We know what to do. We just need to do it.

So don’t scout around for advice here, delicate soul. I’m doing you a favor. Now, stop being such an adult, and go jump in some mud puddles.

Okay. If you must know, my ten commandments are here. Print ‘em out. Do the Mexican Hat Dance on them. Fold them into a paper airplane. Use them to line the hamster cage. Just don’t make them into one more thing you should, must, or oughta do to get through your days.

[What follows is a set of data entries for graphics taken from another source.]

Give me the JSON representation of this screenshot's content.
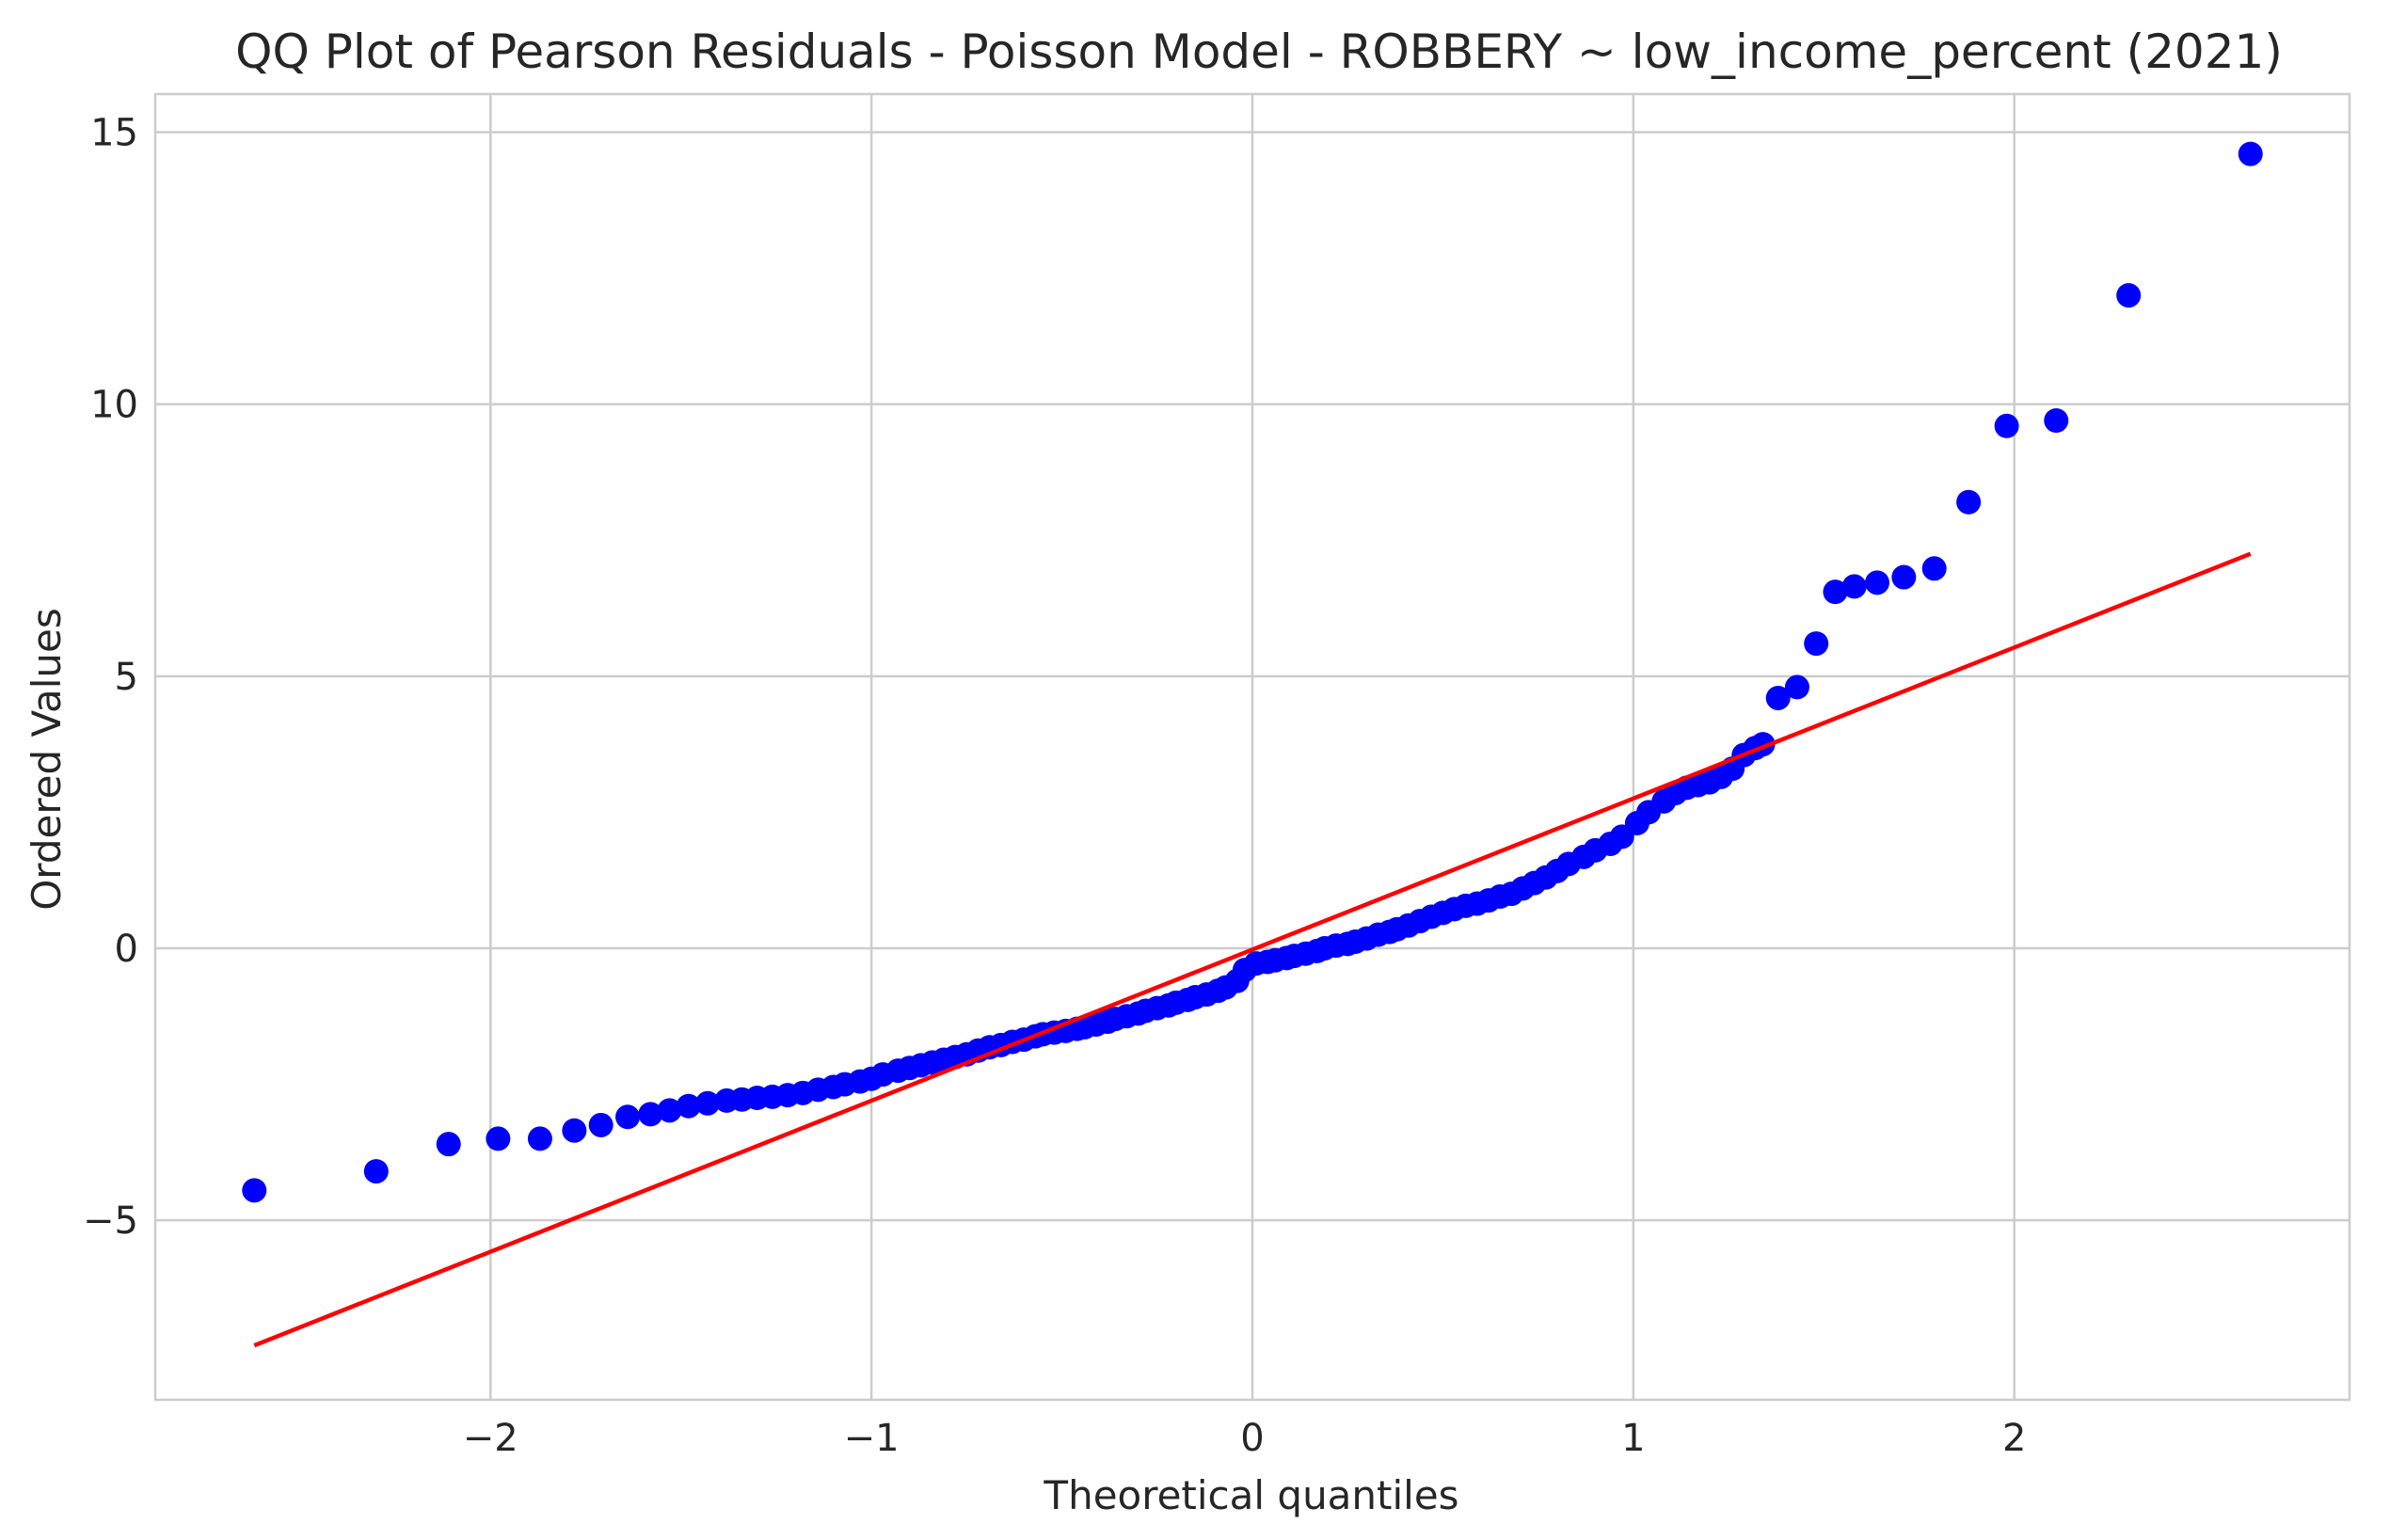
{
  "chart_data": {
    "type": "scatter",
    "title": "QQ Plot of Pearson Residuals - Poisson Model - ROBBERY ~ low_income_percent (2021)",
    "xlabel": "Theoretical quantiles",
    "ylabel": "Ordered Values",
    "xlim": [
      -2.88,
      2.88
    ],
    "ylim": [
      -8.3,
      15.7
    ],
    "x_ticks": [
      -2,
      -1,
      0,
      1,
      2
    ],
    "x_tick_labels": [
      "−2",
      "−1",
      "0",
      "1",
      "2"
    ],
    "y_ticks": [
      -5,
      0,
      5,
      10,
      15
    ],
    "y_tick_labels": [
      "−5",
      "0",
      "5",
      "10",
      "15"
    ],
    "grid": true,
    "marker_color": "#0000ff",
    "line_color": "#ff0000",
    "series": [
      {
        "kind": "points",
        "x": [
          -2.62,
          -2.3,
          -2.11,
          -1.98,
          -1.87,
          -1.78,
          -1.71,
          -1.64,
          -1.58,
          -1.53,
          -1.48,
          -1.43,
          -1.38,
          -1.34,
          -1.3,
          -1.26,
          -1.22,
          -1.18,
          -1.14,
          -1.1,
          -1.07,
          -1.03,
          -1.0,
          -0.97,
          -0.93,
          -0.9,
          -0.87,
          -0.84,
          -0.81,
          -0.78,
          -0.75,
          -0.72,
          -0.69,
          -0.66,
          -0.63,
          -0.6,
          -0.57,
          -0.55,
          -0.52,
          -0.49,
          -0.46,
          -0.44,
          -0.41,
          -0.38,
          -0.36,
          -0.33,
          -0.3,
          -0.28,
          -0.25,
          -0.22,
          -0.2,
          -0.17,
          -0.15,
          -0.12,
          -0.09,
          -0.07,
          -0.04,
          -0.02,
          0.01,
          0.04,
          0.06,
          0.09,
          0.11,
          0.14,
          0.17,
          0.19,
          0.22,
          0.25,
          0.27,
          0.3,
          0.33,
          0.36,
          0.38,
          0.41,
          0.44,
          0.47,
          0.5,
          0.53,
          0.56,
          0.59,
          0.62,
          0.65,
          0.68,
          0.71,
          0.74,
          0.77,
          0.8,
          0.83,
          0.87,
          0.9,
          0.94,
          0.97,
          1.01,
          1.04,
          1.08,
          1.11,
          1.14,
          1.17,
          1.2,
          1.23,
          1.26,
          1.29,
          1.32,
          1.34,
          1.38,
          1.43,
          1.48,
          1.53,
          1.58,
          1.64,
          1.71,
          1.79,
          1.88,
          1.98,
          2.11,
          2.3,
          2.62
        ],
        "y": [
          -4.45,
          -4.1,
          -3.6,
          -3.5,
          -3.5,
          -3.35,
          -3.25,
          -3.1,
          -3.05,
          -2.98,
          -2.9,
          -2.85,
          -2.8,
          -2.78,
          -2.75,
          -2.73,
          -2.7,
          -2.66,
          -2.6,
          -2.55,
          -2.5,
          -2.45,
          -2.4,
          -2.32,
          -2.25,
          -2.2,
          -2.15,
          -2.1,
          -2.05,
          -2.0,
          -1.95,
          -1.88,
          -1.82,
          -1.78,
          -1.72,
          -1.68,
          -1.62,
          -1.58,
          -1.55,
          -1.52,
          -1.48,
          -1.45,
          -1.4,
          -1.35,
          -1.3,
          -1.25,
          -1.2,
          -1.15,
          -1.1,
          -1.05,
          -1.0,
          -0.95,
          -0.9,
          -0.85,
          -0.78,
          -0.72,
          -0.6,
          -0.4,
          -0.28,
          -0.25,
          -0.22,
          -0.18,
          -0.14,
          -0.1,
          -0.05,
          0.0,
          0.05,
          0.08,
          0.12,
          0.18,
          0.25,
          0.3,
          0.35,
          0.42,
          0.5,
          0.58,
          0.65,
          0.72,
          0.78,
          0.82,
          0.88,
          0.95,
          1.0,
          1.1,
          1.2,
          1.3,
          1.42,
          1.55,
          1.68,
          1.8,
          1.92,
          2.05,
          2.3,
          2.5,
          2.7,
          2.85,
          2.95,
          3.0,
          3.05,
          3.15,
          3.3,
          3.55,
          3.68,
          3.75,
          4.6,
          4.8,
          5.6,
          6.55,
          6.65,
          6.72,
          6.82,
          6.98,
          8.2,
          9.6,
          9.7,
          12.0,
          14.6
        ]
      },
      {
        "kind": "fit-line",
        "x": [
          -2.62,
          2.62
        ],
        "y": [
          -7.3,
          7.25
        ]
      }
    ]
  }
}
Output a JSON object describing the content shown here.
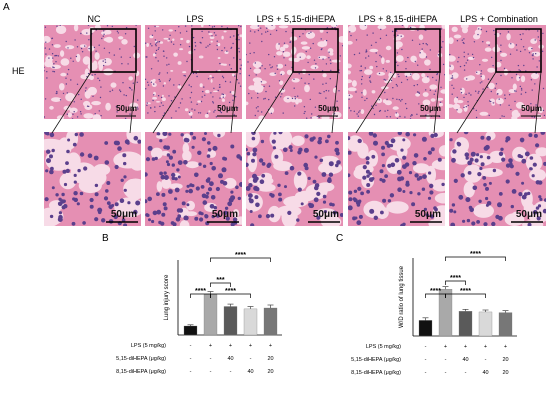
{
  "panel_labels": {
    "a": "A",
    "b": "B",
    "c": "C"
  },
  "row_label": "HE",
  "groups": [
    "NC",
    "LPS",
    "LPS + 5,15-diHEPA",
    "LPS + 8,15-diHEPA",
    "LPS + Combination"
  ],
  "scale_bar": "50μm",
  "colors": {
    "nc": "#111111",
    "lps": "#a9a9a9",
    "diHEPA515": "#5a5a5a",
    "diHEPA815": "#d9d9d9",
    "combination": "#777777",
    "tissue_pink": "#e58fb3",
    "nuclei": "#5b3f8c",
    "background_pink": "#f7dbe7"
  },
  "treatment_rows": [
    {
      "label": "LPS (5 mg/kg)",
      "values": [
        "-",
        "+",
        "+",
        "+",
        "+"
      ]
    },
    {
      "label": "5,15-diHEPA (μg/kg)",
      "values": [
        "-",
        "-",
        "40",
        "-",
        "20"
      ]
    },
    {
      "label": "8,15-diHEPA (μg/kg)",
      "values": [
        "-",
        "-",
        "-",
        "40",
        "20"
      ]
    }
  ],
  "chart_data": [
    {
      "type": "bar",
      "categories": [
        "NC",
        "LPS",
        "LPS + 5,15-diHEPA",
        "LPS + 8,15-diHEPA",
        "LPS + Combination"
      ],
      "values": [
        3.0,
        13.5,
        9.5,
        8.7,
        9.0
      ],
      "errors": [
        0.4,
        1.0,
        0.8,
        0.8,
        1.0
      ],
      "ylabel": "Lung injury score",
      "ylim": [
        0,
        25
      ],
      "significance": [
        "****",
        "***",
        "****",
        "****"
      ],
      "colors": [
        "#111111",
        "#a9a9a9",
        "#5a5a5a",
        "#d9d9d9",
        "#777777"
      ]
    },
    {
      "type": "bar",
      "categories": [
        "NC",
        "LPS",
        "LPS + 5,15-diHEPA",
        "LPS + 8,15-diHEPA",
        "LPS + Combination"
      ],
      "values": [
        2.4,
        7.2,
        3.8,
        3.7,
        3.6
      ],
      "errors": [
        0.4,
        0.4,
        0.3,
        0.3,
        0.3
      ],
      "ylabel": "W/D ratio of lung tissue",
      "ylim": [
        0,
        12
      ],
      "significance": [
        "****",
        "****",
        "****",
        "****"
      ],
      "colors": [
        "#111111",
        "#a9a9a9",
        "#5a5a5a",
        "#d9d9d9",
        "#777777"
      ]
    }
  ]
}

Unless they help you. In which case, be my guest.


18 Comments »

  1. Tonya says:

    Amen, hallelujah! :)

  2. […] blogger I now consider a friend is also working herself out of an emotional hole, and posted “How to Recover When Life Gives You a Wake-Up Call“. It’s a good reminder not to get stuck in being serious all the time. Or to continue […]

  3. Pearl Allard says:

    You had me laughing at the beginning. It is so easy to overcommit oneself and then feel that panic coming. (Not a laughing matter.) To that end, my word for this year is focus. What on earth that will actually look like, I’m not sure. But your suggestions in your 10 commandments are helpful. Thanks for putting yourself out there, Diane!

    • Diane says:

      You’re welcome! And focus is an excellent word for the year. I envy people who are focused on what they want to achieve, whether that path is a spiritual one, a new career, a creative project, or building a family, and letting everything else fall away.

  4. Riley Bates says:

    Love this! Thanks for sharing your tips and writing with humor too. No mud puddles to jump in around here; I could try to skate on ice but instead I shall calm myself today with a cup of hot chocolate, a hot bath, and a good book.

  5. mydangblog says:

    I hear you. I was lucky enough over the holidays to spend some time just relaxing and writing. It was the recharge that I needed, and I am eternally grateful to Ken for just letting me do it with no pressure to do anything else!

  6. Bun Karyudo says:

    Is eating greens six times a day really good for the endothelial lining of the arteries? Oh dear, I’m definitely not eating enough of them. (I’m guessing green-iced doughnuts and mint ice cream don’t count.)

    • Diane says:

      Um…that would be no. To the green doughnuts and ice cream. Especially since you need to bathe the greens in balsamic vinegar as well. So, good for the arteries, but bad for the teeth.

  7. Sarah says:

    So, while I very much approve of and enjoyed reading this post, I now feel stupid for finishing it. Because, of course, you’re right. 😉 We do need to stop searching and reading “helpful” things because I’m pretty sure that’s not on the list. (P.S. I can’t stand those SEO keyword titles: How To…, 3 Ways To…, 6 Steps To…) Bah!

    • Diane says:

      Yes, those SEO keyword titles are getting old fast. No doubt the idea came from a post titled: six ways to get people to read your blog.

      • Sarah says:

        Haha! 😀 Watch my space for SEO titled post… (Kidding. Sort of. Maybe I’ll try it. Nah. Stop talking to yourself. Okay. It’s Diane’s fault from her other post. Yup. Agreed.)